Face à la récession qui commence, le ministre de l’Economie, Bruno Le Maire, a annoncé que le gouvernement était prêt, « si nécessaire », à « nationaliser » de grandes entreprises françaises, pour les « protéger ». Jusqu’alors, pourtant, le même vantait les mérites des privatisations ; comme ministre, il en a piloté plusieurs avec enthousiasme. Comment expliquer cette apparente contradiction ?
C’est simple : Bruno Le Maire applique le bon vieux mot d’ordre bourgeois : « nationaliser les pertes, privatiser les profits ». Le type de « nationalisations » qu’il envisage est bien connu ; on y a déjà goûté lors de la crise de 2008 et 2009 : il s’agit de sauver de grandes entreprises de la faillite en y injectant d’énormes quantités d’argent public. Puis, une fois qu’elles sont remplumées et que la conjoncture le permet, ces entreprises sont de nouveau privatisées – pour une bouchée de pain. Bien sûr, l’addition est ensuite présentée aux travailleurs, sous la forme de politiques d’austérité et d’augmentations d’impôts.
Le mouvement ouvrier ne doit pas soutenir ce genre de nationalisations, car elles ne sont rien d’autre, au final, qu’une politique de subvention massive des grands capitalistes – à partir des caisses de l’Etat.
Le report de la privatisation des Aéroports de Paris (ADP) relève de la même logique. « Les conditions de marché ne sont pas favorables », a expliqué la porte-parole du gouvernement, Sibeth Ndiaye. Traduction : la crise sanitaire et économique a balayé les perspectives de profits que cette privatisation faisait miroiter. Mais dès que les « conditions de marché » deviendront plus « favorables », le projet de privatisation sera relancé.
Expropriation, gestion ouvrière et planification
Quel type de nationalisations les marxistes défendent-ils ?
D’une part, nous revendiquons l’expropriation des grands capitalistes. Il n’y a aucune raison de les indemniser, car ils se sont déjà largement payés sur la bête, au fil des années. Rappelons, au passage, que le Capital n’est rien d’autre que du travail accumulé (le travail des salariés). En prenant collectivement le contrôle des grands moyens de production, les travailleurs ne feront que récupérer le fruit de leur labeur.
D’autre part, une fois expropriée, l’entreprise doit être gérée démocratiquement par les travailleurs eux-mêmes, et non par les anciens PDG, cadres dirigeants et managers.
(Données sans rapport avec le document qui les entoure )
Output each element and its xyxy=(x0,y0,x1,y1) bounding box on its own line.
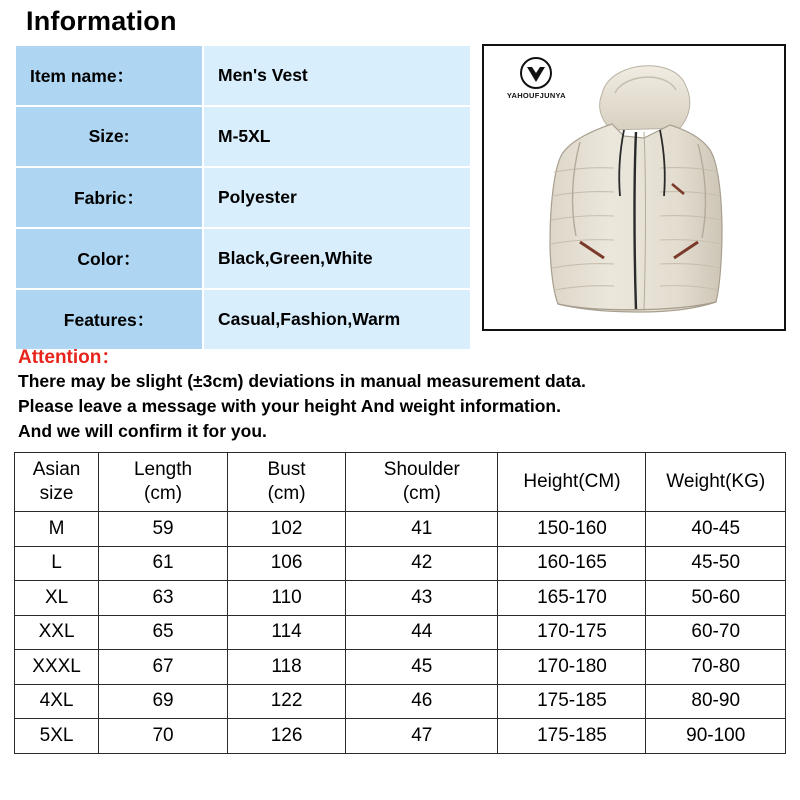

Les travailleurs doivent élire – et pouvoir révoquer, si nécessaire – ceux qui, dans leurs rangs, assument des tâches de direction.
Dans le cours de la lutte des classes, les marxistes insistent sur la nécessité de nationaliser telle entreprise ou tel secteur de l’économie – par exemple, aujourd’hui, les cliniques privées et le secteur pharmaceutique. Mais une fois que les travailleurs auront pris le pouvoir, ils procèderont à la nationalisation de l’ensemble des grands leviers de l’économie. Il ne sera pas nécessaire de nationaliser les centaines de milliers de petites entreprises que compte le pays. Ce serait même contre-productif. Par contre, tous les mastodontes du CAC 40 – entre autres – devront être expropriés, nationalisés et placés sous le contrôle démocratique des travailleurs. Ce sera la condition sine qua non d’une planification socialiste et démocratique de l’économie.